A perfect combination of flavors and textures. Peppery arugula is complemented by sweet, ripe strawberries. Toasted pecans bring in the texture and the honey mustard vinaigrette ties it all together.

Ingredients

For the Honey Mustard Vinaigrette

  • 4 tsp. Rice wine vinegar
  • 4 tsp. Honey
  • 2 tsp. Dijon mustard
  • 1/2 tsp. Kosher salt or more to taste
  • Freshly ground black pepper to taste
  • 1/2 cup Olive oil

For the Arugula Salad

  • 1 5 oz. Package Baby Arugula
  • 1 cup Pecans, roughly chopped
  • 1 lb.

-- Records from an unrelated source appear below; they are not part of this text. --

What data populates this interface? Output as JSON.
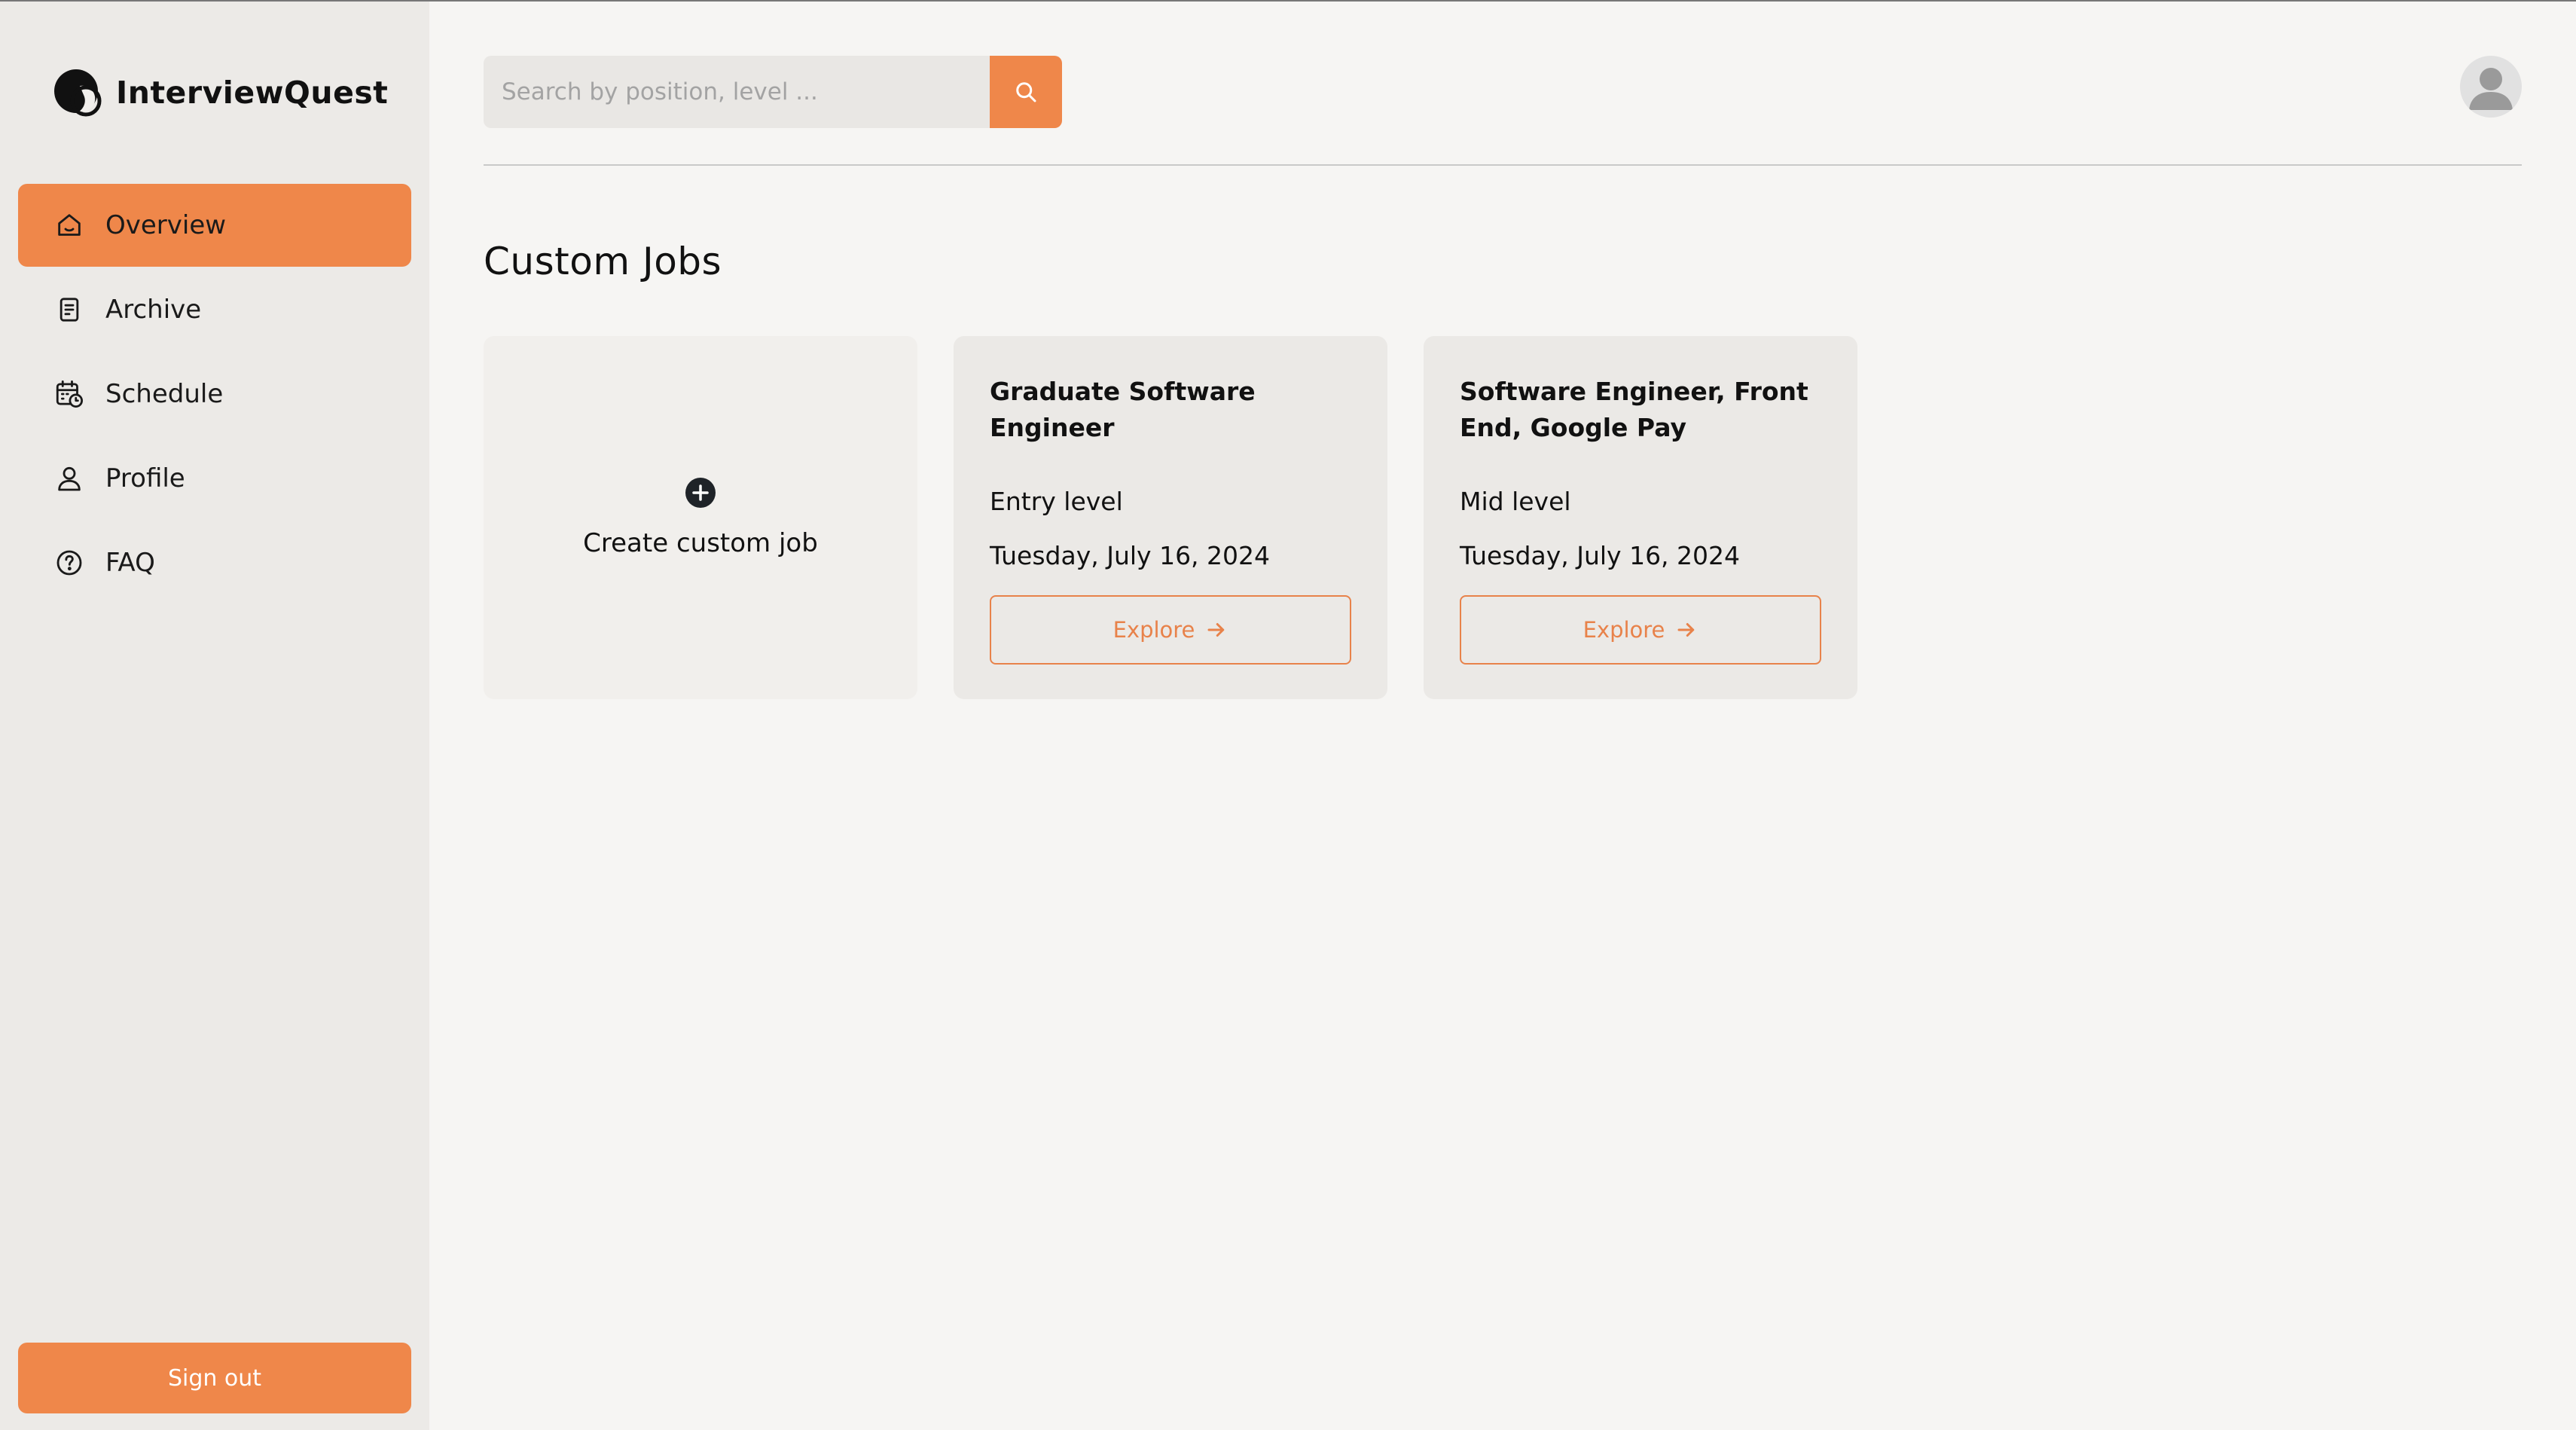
{
  "app": {
    "name": "InterviewQuest"
  },
  "sidebar": {
    "items": [
      {
        "label": "Overview",
        "icon": "home-icon",
        "active": true
      },
      {
        "label": "Archive",
        "icon": "document-icon",
        "active": false
      },
      {
        "label": "Schedule",
        "icon": "calendar-clock-icon",
        "active": false
      },
      {
        "label": "Profile",
        "icon": "user-icon",
        "active": false
      },
      {
        "label": "FAQ",
        "icon": "question-icon",
        "active": false
      }
    ],
    "signout_label": "Sign out"
  },
  "header": {
    "search_placeholder": "Search by position, level ...",
    "search_value": ""
  },
  "main": {
    "title": "Custom Jobs",
    "create_label": "Create custom job",
    "jobs": [
      {
        "title": "Graduate Software Engineer",
        "level": "Entry level",
        "date": "Tuesday, July 16, 2024",
        "action_label": "Explore"
      },
      {
        "title": "Software Engineer, Front End, Google Pay",
        "level": "Mid level",
        "date": "Tuesday, July 16, 2024",
        "action_label": "Explore"
      }
    ]
  },
  "colors": {
    "accent": "#ef874a",
    "sidebar_bg": "#eceae7",
    "page_bg": "#f6f5f3",
    "card_bg": "#ebe9e6"
  }
}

Fresh strawberries, hulled and sliced
  • 1 Small Shallot, thinly sliced
  • 1/2 cup Feta Cheese, crumbled
  • 1/2 cup Fresh mint leaves, torn

Instructions

To make the dressing:

  • Whisk together the vinegar, honey, mustard, salt and a few grinds of black peppers in a large bowl. Whisk in the olive oil until smooth. Cover and refrigerate overnight.

To make the salad:

  • Preheat oven to 350 degrees. Spread the pecans on a baking sheet and toast in the oven until they darken a shade or two and smell nutty, 5-6 minutes. Let cool completely.
  • Add the arugula, feta, mint, pecans, strawberries and shallots and toss to coat everything with the dressing. Season with salt and pepper.